Dans ce contexte, la région a également manifesté son soutien. Le 13 novembre, le Conseil permanent de l’Organisation des États américains (OEA) a adopté une résolution intitulée « En soutien à la demande d’Haïti pour une opération de maintien de la paix des Nations Unies ». En écho à cette mobilisation, les États-Unis, accompagnés de l’Équateur, se disent prêts à demander au Secrétaire général de l’ONU de formuler des recommandations sur la transition de la MSS vers une OMP.
Mme Shea a salué les efforts courageux des forces kenyanes, jamaïcaines, béliziennes et bahamiennes opérant sous la MSS pour soutenir la Police nationale haïtienne (PNH) dans la lutte contre les gangs armés. « Ces efforts ont permis de protéger des résidents, de saisir des armes et de repousser les gangs dans plusieurs zones », a-t-elle déclaré. Toutefois, elle a reconnu les défis persistants et affirmé que seule une opération de maintien de la paix pourrait offrir un soutien financier, logistique et institutionnel prévisible et durable à Haïti.

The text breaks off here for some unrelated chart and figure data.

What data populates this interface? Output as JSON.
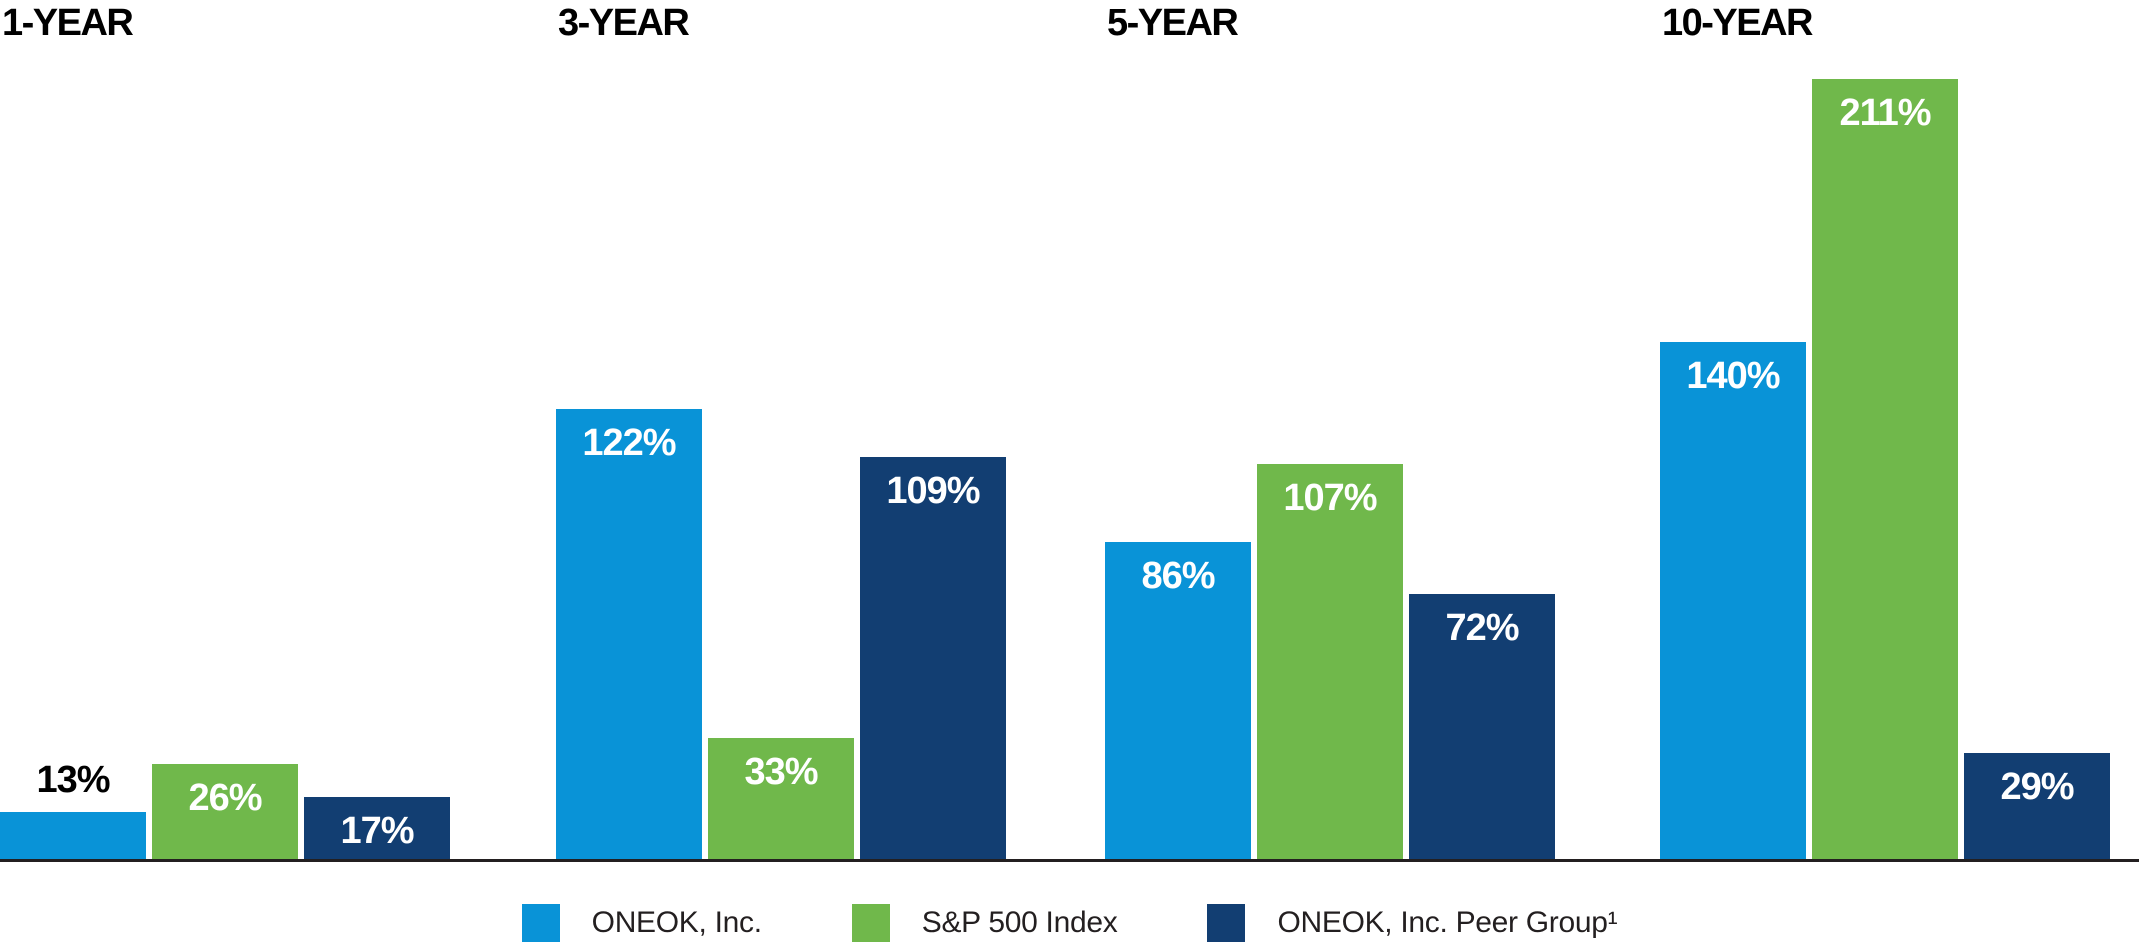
{
  "chart_data": {
    "type": "bar",
    "title": "",
    "xlabel": "",
    "ylabel": "",
    "unit": "%",
    "label_format": "{value}%",
    "categories": [
      "1-YEAR",
      "3-YEAR",
      "5-YEAR",
      "10-YEAR"
    ],
    "series": [
      {
        "name": "ONEOK, Inc.",
        "color": "#0993d7",
        "values": [
          13,
          122,
          86,
          140
        ]
      },
      {
        "name": "S&P 500 Index",
        "color": "#70b84b",
        "values": [
          26,
          33,
          107,
          211
        ]
      },
      {
        "name": "ONEOK, Inc. Peer Group¹",
        "color": "#123e72",
        "values": [
          17,
          109,
          72,
          29
        ]
      }
    ],
    "ylim": [
      0,
      220
    ],
    "grid": false,
    "legend_position": "bottom",
    "colors": {
      "background": "#ffffff",
      "axis_line": "#231f20",
      "category_label": "#000000",
      "value_label_inside": "#ffffff",
      "value_label_above": "#000000",
      "legend_text": "#231f20"
    }
  }
}
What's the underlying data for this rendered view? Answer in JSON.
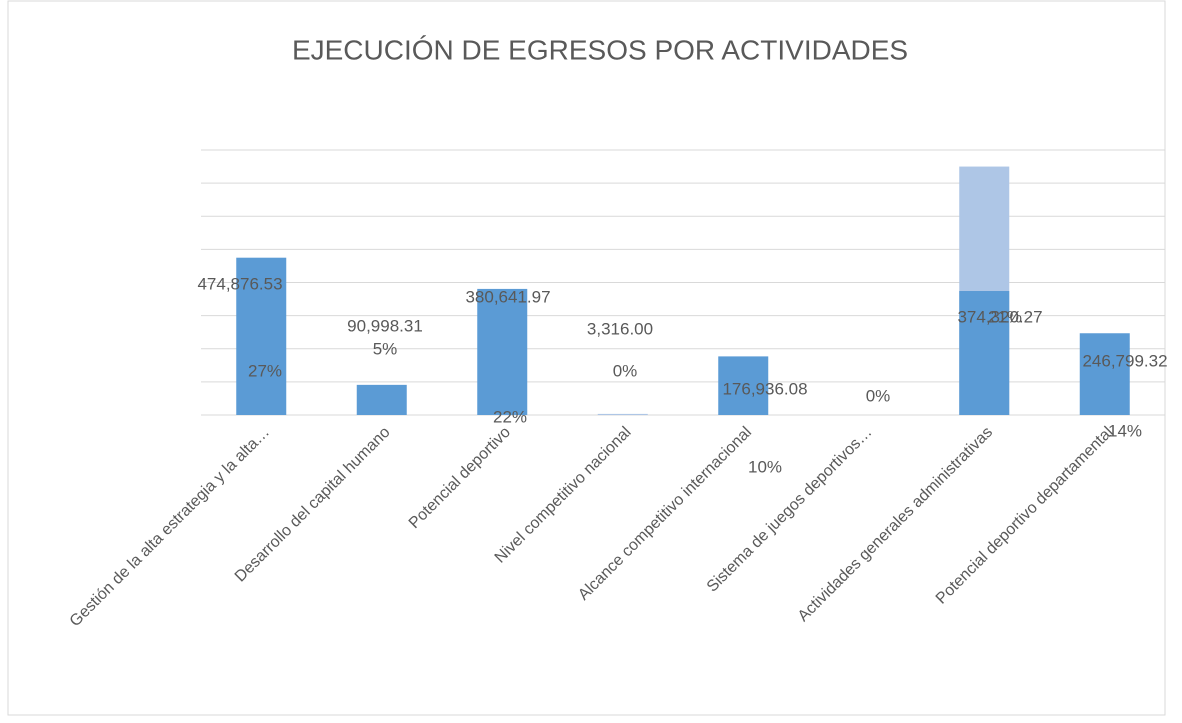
{
  "chart_data": {
    "type": "bar",
    "title": "EJECUCIÓN DE EGRESOS POR ACTIVIDADES",
    "categories": [
      "Gestión de la alta estrategia y la alta…",
      "Desarrollo del capital humano",
      "Potencial deportivo",
      "Nivel competitivo nacional",
      "Alcance competitivo internacional",
      "Sistema de juegos deportivos…",
      "Actividades generales administrativas",
      "Potencial deportivo departamental"
    ],
    "series": [
      {
        "color": "#aec6e6",
        "values": [
          null,
          null,
          null,
          3316,
          null,
          null,
          750000,
          null
        ]
      },
      {
        "color": "#5b9bd5",
        "values": [
          474876.53,
          90998.31,
          380641.97,
          null,
          176936.08,
          0,
          374320.27,
          246799.32
        ],
        "value_labels": [
          "474,876.53",
          "90,998.31",
          "380,641.97",
          "3,316.00",
          "176,936.08",
          null,
          "374,320.27",
          "246,799.32"
        ]
      }
    ],
    "percent_labels": [
      "27%",
      "5%",
      "22%",
      "0%",
      "10%",
      "0%",
      "21%",
      "14%"
    ],
    "ylim": [
      0,
      800000
    ],
    "yticks": [
      0,
      100000,
      200000,
      300000,
      400000,
      500000,
      600000,
      700000,
      800000
    ],
    "grid": true
  }
}
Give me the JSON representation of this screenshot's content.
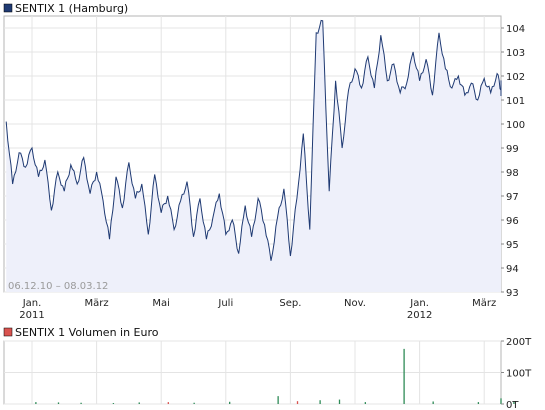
{
  "chart_data": [
    {
      "type": "area",
      "legend_label": "SENTIX 1 (Hamburg)",
      "line_color": "#1f3a73",
      "fill_color": "#eef0fa",
      "date_range_label": "06.12.10 – 08.03.12",
      "ylim": [
        93,
        104.5
      ],
      "y_ticks": [
        "93",
        "94",
        "95",
        "96",
        "97",
        "98",
        "99",
        "100",
        "101",
        "102",
        "103",
        "104"
      ],
      "x_ticks": [
        {
          "label": "Jan.",
          "sub": "2011",
          "month": 1
        },
        {
          "label": "März",
          "sub": "",
          "month": 3
        },
        {
          "label": "Mai",
          "sub": "",
          "month": 5
        },
        {
          "label": "Juli",
          "sub": "",
          "month": 7
        },
        {
          "label": "Sep.",
          "sub": "",
          "month": 9
        },
        {
          "label": "Nov.",
          "sub": "",
          "month": 11
        },
        {
          "label": "Jan.",
          "sub": "2012",
          "month": 13
        },
        {
          "label": "März",
          "sub": "",
          "month": 15
        }
      ],
      "grid": true,
      "series": [
        {
          "x": [
            -0.8,
            -0.6,
            -0.4,
            -0.2,
            0.0,
            0.2,
            0.4,
            0.6,
            0.8,
            1.0,
            1.2,
            1.4,
            1.6,
            1.8,
            2.0,
            2.2,
            2.4,
            2.6,
            2.8,
            3.0,
            3.2,
            3.4,
            3.6,
            3.8,
            4.0,
            4.2,
            4.4,
            4.6,
            4.8,
            5.0,
            5.2,
            5.4,
            5.6,
            5.8,
            6.0,
            6.2,
            6.4,
            6.6,
            6.8,
            7.0,
            7.2,
            7.4,
            7.6,
            7.8,
            8.0,
            8.2,
            8.4,
            8.6,
            8.8,
            9.0,
            9.2,
            9.4,
            9.6,
            9.8,
            10.0,
            10.2,
            10.4,
            10.6,
            10.8,
            11.0,
            11.2,
            11.4,
            11.6,
            11.8,
            12.0,
            12.2,
            12.4,
            12.6,
            12.8,
            13.0,
            13.2,
            13.4,
            13.6,
            13.8,
            14.0,
            14.2,
            14.4,
            14.6,
            14.8,
            15.0,
            15.2
          ],
          "values": [
            100.1,
            97.5,
            98.8,
            98.2,
            99.0,
            97.8,
            98.5,
            96.4,
            98.0,
            97.2,
            98.3,
            97.5,
            98.6,
            97.1,
            98.0,
            96.8,
            95.2,
            97.8,
            96.5,
            98.4,
            96.9,
            97.5,
            95.4,
            97.9,
            96.3,
            97.0,
            95.6,
            96.8,
            97.6,
            95.3,
            96.9,
            95.2,
            96.1,
            97.1,
            95.4,
            96.0,
            94.6,
            96.6,
            95.3,
            96.9,
            95.8,
            94.3,
            96.1,
            97.3,
            94.5,
            96.9,
            99.6,
            95.6,
            103.8,
            104.3,
            97.2,
            101.8,
            99.0,
            101.4,
            102.3,
            101.5,
            102.8,
            101.5,
            103.7,
            101.8,
            102.5,
            101.3,
            101.7,
            103.0,
            101.8,
            102.7,
            101.2,
            103.8,
            102.3,
            101.5,
            102.0,
            101.2,
            101.7,
            101.0,
            101.9,
            101.3,
            102.1,
            101.4,
            101.8,
            101.3,
            101.3
          ]
        }
      ]
    },
    {
      "type": "bar",
      "legend_label": "SENTIX 1 Volumen in Euro",
      "legend_color": "#d9534f",
      "y_ticks": [
        "0T",
        "100T",
        "200T"
      ],
      "ylim": [
        0,
        200
      ],
      "bars": [
        {
          "x": 0.1,
          "v": 6,
          "c": "#2e8b57"
        },
        {
          "x": 0.8,
          "v": 5,
          "c": "#2e8b57"
        },
        {
          "x": 1.5,
          "v": 4,
          "c": "#2e8b57"
        },
        {
          "x": 2.5,
          "v": 3,
          "c": "#2e8b57"
        },
        {
          "x": 3.3,
          "v": 5,
          "c": "#2e8b57"
        },
        {
          "x": 4.2,
          "v": 6,
          "c": "#d9534f"
        },
        {
          "x": 5.0,
          "v": 4,
          "c": "#2e8b57"
        },
        {
          "x": 6.1,
          "v": 7,
          "c": "#2e8b57"
        },
        {
          "x": 7.6,
          "v": 25,
          "c": "#2e8b57"
        },
        {
          "x": 8.2,
          "v": 9,
          "c": "#d9534f"
        },
        {
          "x": 8.9,
          "v": 12,
          "c": "#2e8b57"
        },
        {
          "x": 9.5,
          "v": 14,
          "c": "#2e8b57"
        },
        {
          "x": 10.3,
          "v": 6,
          "c": "#2e8b57"
        },
        {
          "x": 11.5,
          "v": 175,
          "c": "#2e8b57"
        },
        {
          "x": 12.4,
          "v": 8,
          "c": "#2e8b57"
        },
        {
          "x": 13.8,
          "v": 6,
          "c": "#2e8b57"
        },
        {
          "x": 14.5,
          "v": 18,
          "c": "#2e8b57"
        },
        {
          "x": 14.9,
          "v": 7,
          "c": "#2e8b57"
        }
      ]
    }
  ]
}
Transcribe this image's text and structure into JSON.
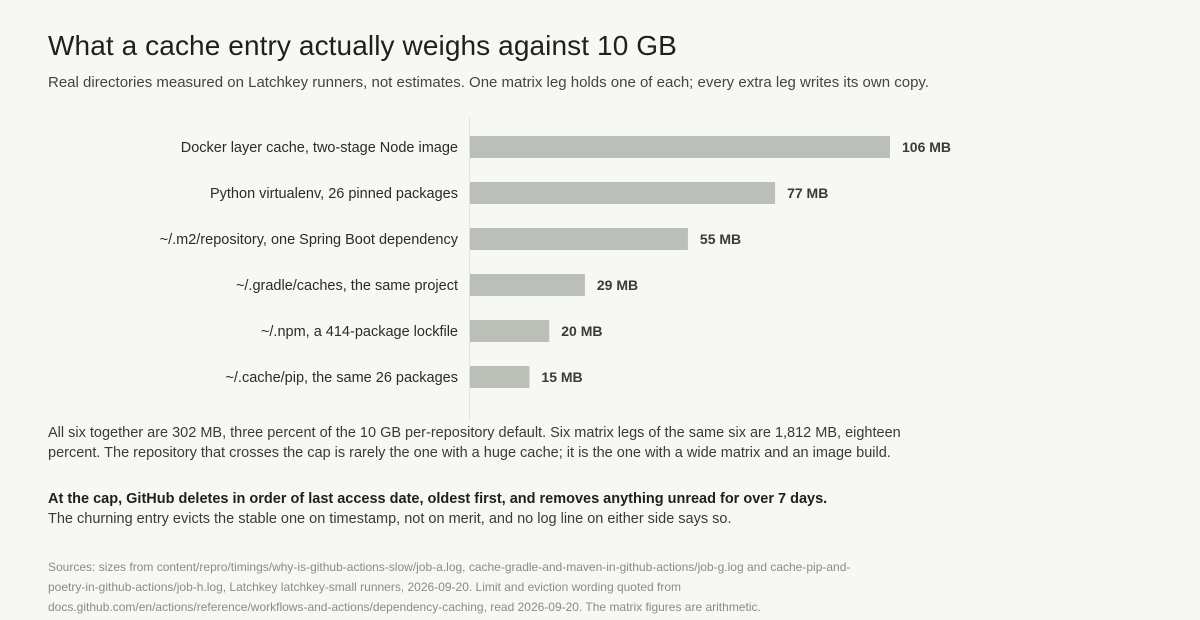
{
  "title": "What a cache entry actually weighs against 10 GB",
  "subtitle": "Real directories measured on Latchkey runners, not estimates. One matrix leg holds one of each; every extra leg writes its own copy.",
  "chart_data": {
    "type": "bar",
    "orientation": "horizontal",
    "categories": [
      "Docker layer cache, two-stage Node image",
      "Python virtualenv, 26 pinned packages",
      "~/.m2/repository, one Spring Boot dependency",
      "~/.gradle/caches, the same project",
      "~/.npm, a 414-package lockfile",
      "~/.cache/pip, the same 26 packages"
    ],
    "values": [
      106,
      77,
      55,
      29,
      20,
      15
    ],
    "value_labels": [
      "106 MB",
      "77 MB",
      "55 MB",
      "29 MB",
      "20 MB",
      "15 MB"
    ],
    "unit": "MB",
    "bar_color": "#babfb7",
    "grid": false
  },
  "paragraph1": "All six together are 302 MB, three percent of the 10 GB per-repository default. Six matrix legs of the same six are 1,812 MB, eighteen percent. The repository that crosses the cap is rarely the one with a huge cache; it is the one with a wide matrix and an image build.",
  "paragraph2_strong": "At the cap, GitHub deletes in order of last access date, oldest first, and removes anything unread for over 7 days.",
  "paragraph2_text": "The churning entry evicts the stable one on timestamp, not on merit, and no log line on either side says so.",
  "sources": "Sources: sizes from content/repro/timings/why-is-github-actions-slow/job-a.log, cache-gradle-and-maven-in-github-actions/job-g.log and cache-pip-and-poetry-in-github-actions/job-h.log, Latchkey latchkey-small runners, 2026-09-20. Limit and eviction wording quoted from docs.github.com/en/actions/reference/workflows-and-actions/dependency-caching, read 2026-09-20. The matrix figures are arithmetic."
}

Elle a également rappelé que le système onusien est idéalement positionné pour coordonner un large éventail d’acteurs, tirer parti de son expérience des missions sur le terrain et intégrer les efforts de prévention, de consolidation de la paix et de développement. Cependant, « les missions de maintien de la paix ne s’établissent pas du jour au lendemain », a-t-elle averti, insistant sur la nécessité d’agir dès maintenant pour poser les bases de cette transition.
Au sein du Conseil de sécurité, des divisions profondes subsistent, mais l’ambassadrice a mis en avant des progrès réalisés en 2024, notamment l’adoption unanime de trois résolutions majeures : le renouvellement du mandat du Bureau intégré des Nations Unies en Haïti (BINUH), celui de la MSS, et l’élargissement de l’embargo sur les armes. Elle a exhorté ses collègues à poursuivre sur cette lancée en approuvant une transition qui réponde aux appels des autorités haïtiennes.
Mme Shea a conclu son discours en appelant à une solution dirigée par les Haïtiens eux-mêmes, comprenant la tenue d’élections libres et équitables dès que possible. « Notre unité enverra un message fort au peuple haïtien : le monde entier est à vos côtés », a-t-elle affirmé.